How to Safely Use a Shared DB in Preview Environments — Per-PR Schema Isolation and Seed Data Automation
To be honest, I've lost an entire day to database issues in a Preview environment before. A colleague's PR migration wiped out a table in my Preview environment. Haven't we all sent that Slack message at least once — "Who DROP'd my table?"
Preview environments are isolated deployment environments that spin up automatically for each PR. While the frontend and backend separate cleanly, the database often remains a minefield where migrations conflict under the guise of being "shared." This article covers three strategies for running completely isolated environments per PR on a single shared database, including seed data automation, with real code examples. With Neon's expanding branching ecosystem, the release of DBLab 4.0, and other tools in this space maturing rapidly, the choices have become clear depending on team size and data volume.
Core Concepts
Why Preview Environments Hit a Wall at the Database
Preview Environment: An isolated temporary deployment environment that is automatically provisioned whenever a PR is created. It provides the full stack — frontend, backend, and database — via a unique URL, allowing code changes to be verified under production-like conditions.
When you open a PR on Vercel or Netlify, the frontend spins up with a unique URL. The problem is the backend, especially the database. If PR-A adds a column to the users table and PR-B deletes a column from the same table? If both are pointing at the same DB, whichever merges first breaks the other. After experiencing this several times myself, I finally thought, "I need to seriously consider DB isolation."

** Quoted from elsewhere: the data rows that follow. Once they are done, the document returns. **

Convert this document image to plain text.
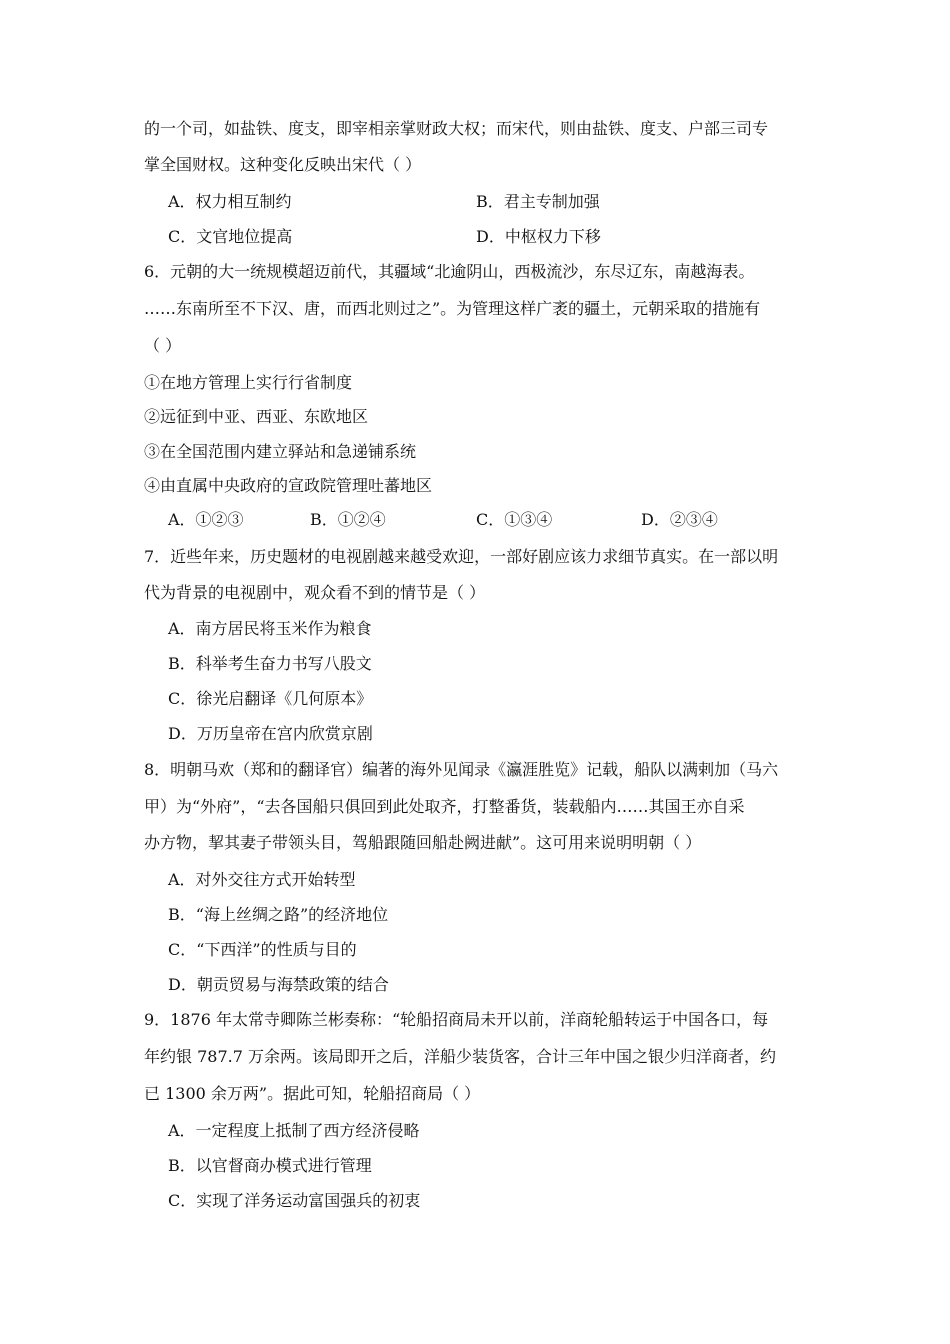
的一个司，如盐铁、度支，即宰相亲掌财政大权；而宋代，则由盐铁、度支、户部三司专
掌全国财权。这种变化反映出宋代（ ）
A．权力相互制约	B．君主专制加强
C．文官地位提高	D．中枢权力下移
6．元朝的大一统规模超迈前代，其疆域“北逾阴山，西极流沙，东尽辽东，南越海表。
……东南所至不下汉、唐，而西北则过之”。为管理这样广袤的疆土，元朝采取的措施有
（ ）
①在地方管理上实行行省制度
②远征到中亚、西亚、东欧地区
③在全国范围内建立驿站和急递铺系统
④由直属中央政府的宣政院管理吐蕃地区
A．①②③	B．①②④	C．①③④	D．②③④
7．近些年来，历史题材的电视剧越来越受欢迎，一部好剧应该力求细节真实。在一部以明
代为背景的电视剧中，观众看不到的情节是（ ）
A．南方居民将玉米作为粮食
B．科举考生奋力书写八股文
C．徐光启翻译《几何原本》
D．万历皇帝在宫内欣赏京剧
8．明朝马欢（郑和的翻译官）编著的海外见闻录《瀛涯胜览》记载，船队以满剌加（马六
甲）为“外府”，“去各国船只俱回到此处取齐，打整番货，装载船内……其国王亦自采
办方物，挈其妻子带领头目，驾船跟随回船赴阙进献”。这可用来说明明朝（ ）
A．对外交往方式开始转型
B．“海上丝绸之路”的经济地位
C．“下西洋”的性质与目的
D．朝贡贸易与海禁政策的结合
9．1876 年太常寺卿陈兰彬奏称：“轮船招商局未开以前，洋商轮船转运于中国各口，每
年约银 787.7 万余两。该局即开之后，洋船少装货客，合计三年中国之银少归洋商者，约
已 1300 余万两”。据此可知，轮船招商局（ ）
A．一定程度上抵制了西方经济侵略
B．以官督商办模式进行管理
C．实现了洋务运动富国强兵的初衷
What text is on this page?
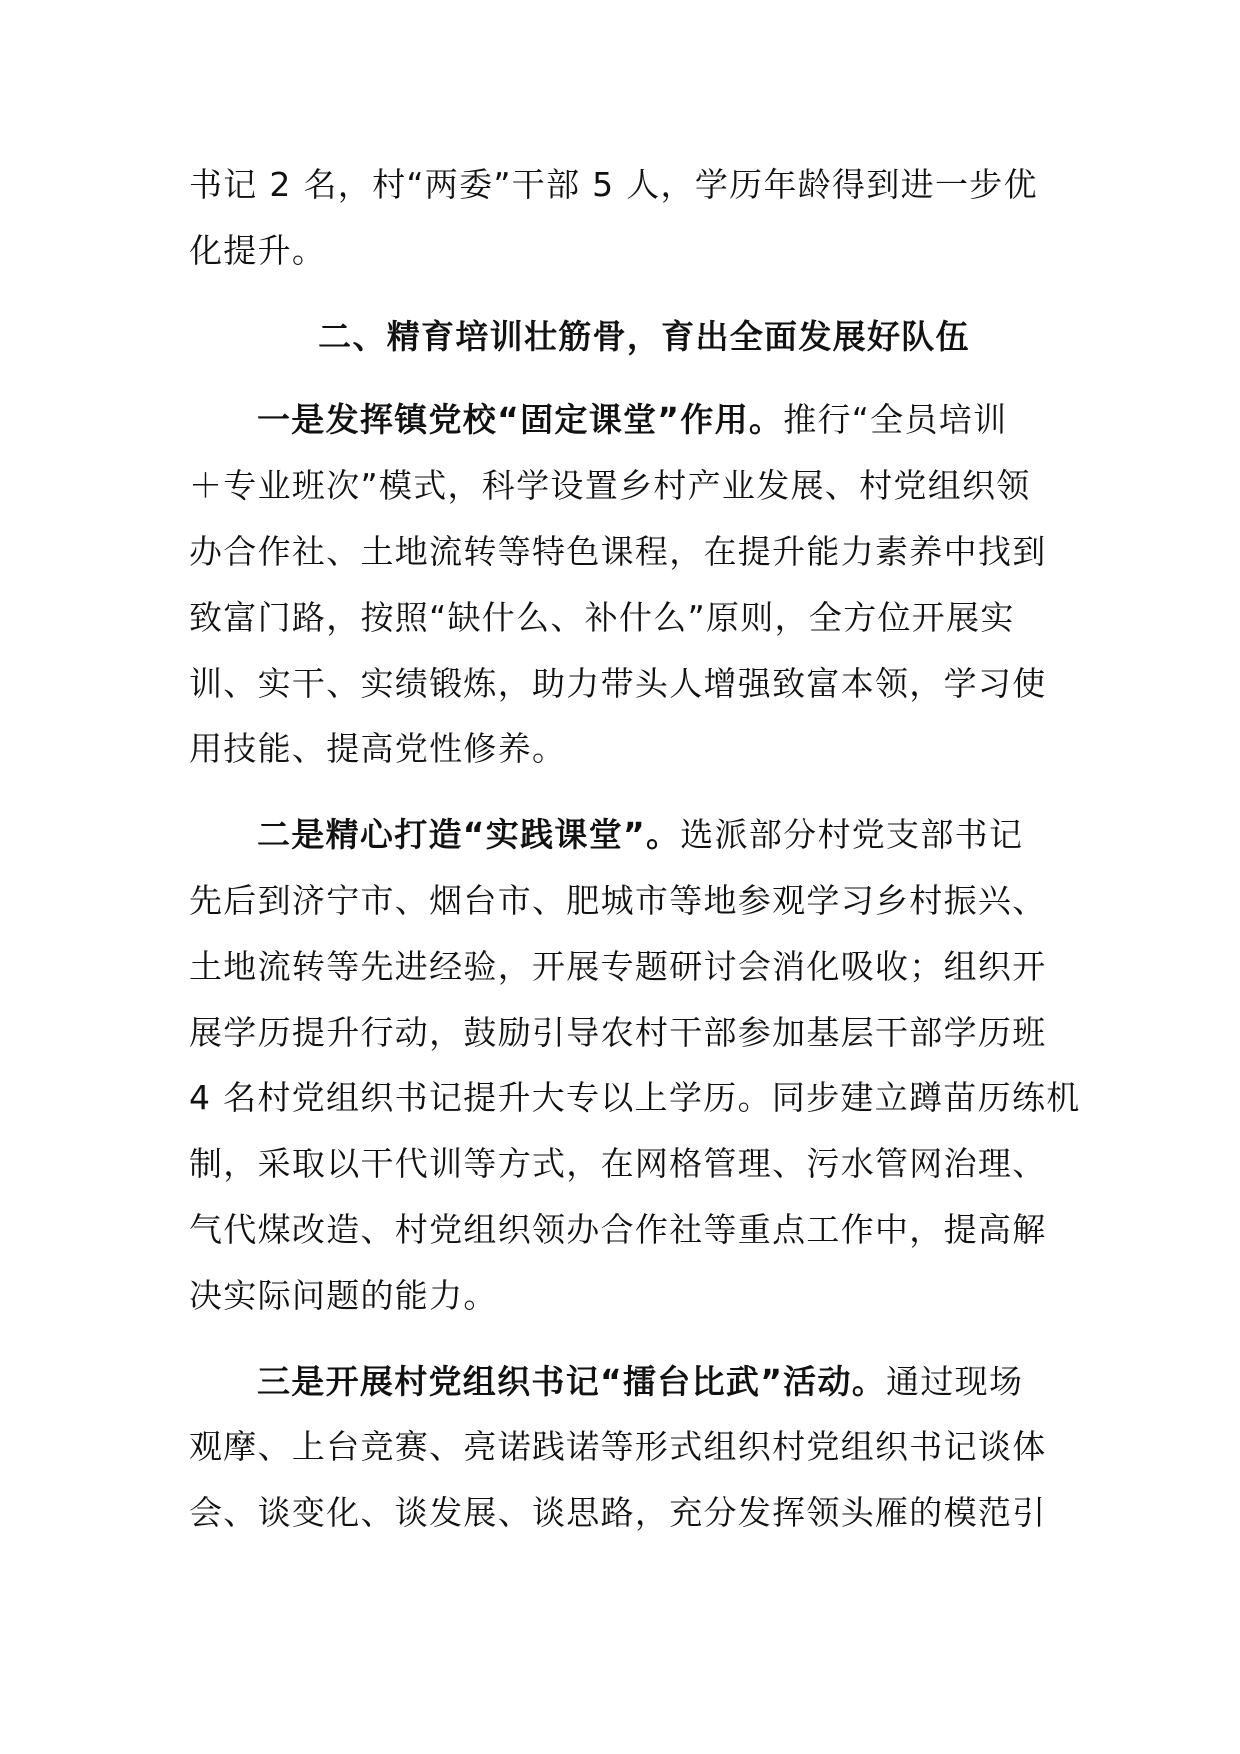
书记 2 名，村“两委”干部 5 人，学历年龄得到进一步优
化提升。

二、精育培训壮筋骨，育出全面发展好队伍

一是发挥镇党校“固定课堂”作用。推行“全员培训
＋专业班次”模式，科学设置乡村产业发展、村党组织领
办合作社、土地流转等特色课程，在提升能力素养中找到
致富门路，按照“缺什么、补什么”原则，全方位开展实
训、实干、实绩锻炼，助力带头人增强致富本领，学习使
用技能、提高党性修养。

二是精心打造“实践课堂”。选派部分村党支部书记
先后到济宁市、烟台市、肥城市等地参观学习乡村振兴、
土地流转等先进经验，开展专题研讨会消化吸收；组织开
展学历提升行动，鼓励引导农村干部参加基层干部学历班
4 名村党组织书记提升大专以上学历。同步建立蹲苗历练机
制，采取以干代训等方式，在网格管理、污水管网治理、
气代煤改造、村党组织领办合作社等重点工作中，提高解
决实际问题的能力。

三是开展村党组织书记“擂台比武”活动。通过现场
观摩、上台竞赛、亮诺践诺等形式组织村党组织书记谈体
会、谈变化、谈发展、谈思路，充分发挥领头雁的模范引
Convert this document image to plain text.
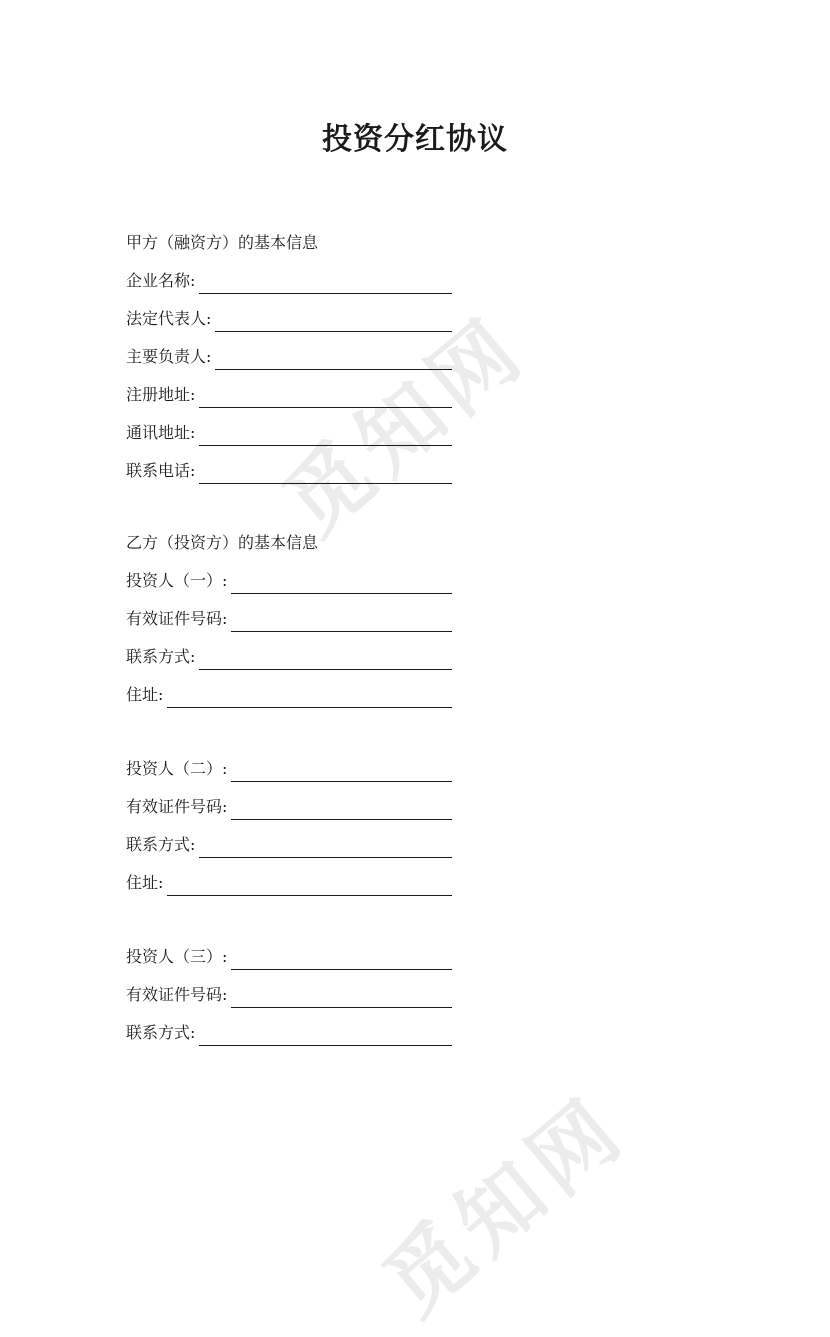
觅知网
觅知网
投资分红协议
甲方（融资方）的基本信息
企业名称:
法定代表人:
主要负责人:
注册地址:
通讯地址:
联系电话:
乙方（投资方）的基本信息
投资人（一）:
有效证件号码:
联系方式:
住址:
投资人（二）:
有效证件号码:
联系方式:
住址:
投资人（三）:
有效证件号码:
联系方式:
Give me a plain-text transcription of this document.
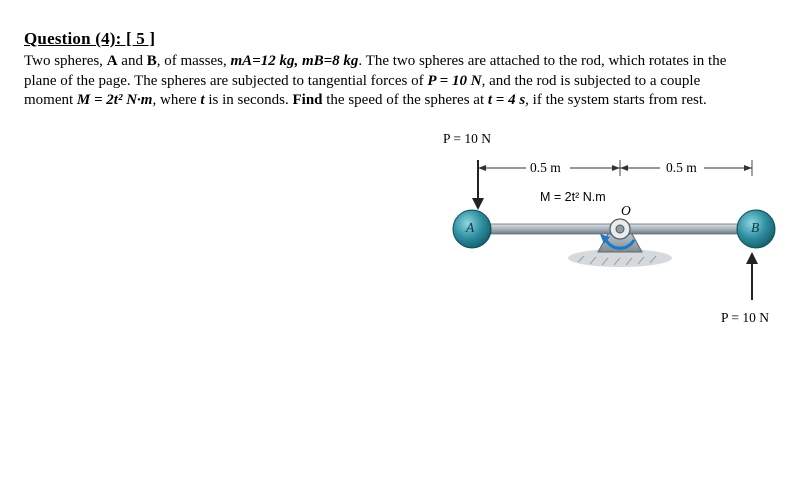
Question (4): [ 5 ]

Two spheres, A and B, of masses, mA=12 kg, mB=8 kg. The two spheres are attached to the rod, which rotates in the

plane of the page. The spheres are subjected to tangential forces of P = 10 N, and the rod is subjected to a couple

moment M = 2t² N·m, where t is in seconds. Find the speed of the spheres at t = 4 s, if the system starts from rest.

P = 10 N
0.5 m	0.5 m
M = 2t² N.m
O
A	B
P = 10 N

Which Strategy Should Our Team Use?
This is a question that frequently comes up in practice, and you can make a quick decision based on the following criteria:
- If seed data is sufficient and additional costs are difficult to justify → PostgreSQL schema isolation
- If you need to test with production data and prefer a managed service → Neon DB branching
- If you need TB-scale production data and have self-hosting infrastructure capabilities → DBLab Thin Clone
| Strategy | Core Principle | Provisioning Speed | Includes Production Data | Cost |
|---|---|---|---|---|
| PostgreSQL Schema Isolation | Dynamic search_path switching |
Instant | ❌ (Seed data only) | Free |
| DB Branching (Neon) | Copy-on-Write branches | Seconds | ✅ | Pay-as-you-go (approximately $0.5–2/month per branch, varies by compute usage) |
| Thin Clone (DBLab) | ZFS/LVM snapshots | Seconds | ✅ (TB-scale too) | Infrastructure costs only |
This article uses Prisma ORM as an example, but the schema isolation, branching, and seed automation patterns themselves are applicable regardless of ORM. The same principles apply whether your team uses Drizzle, TypeORM, or raw SQL.
Practical Implementation
Example 1: Lightweight Isolation Based on PostgreSQL Schemas
This pattern is useful when you don't want to spend on external services, or when you want to apply it directly to an existing PostgreSQL instance. Honestly, for small teams, this alone is sufficient.
In PostgreSQL, schemas serve as namespaces within a single database. The pr_123 schema and pr_456 schema live in the same DB but are completely unaware of each other's tables. This is a built-in feature that PostgreSQL has supported for over 20 years, requiring no separate external services.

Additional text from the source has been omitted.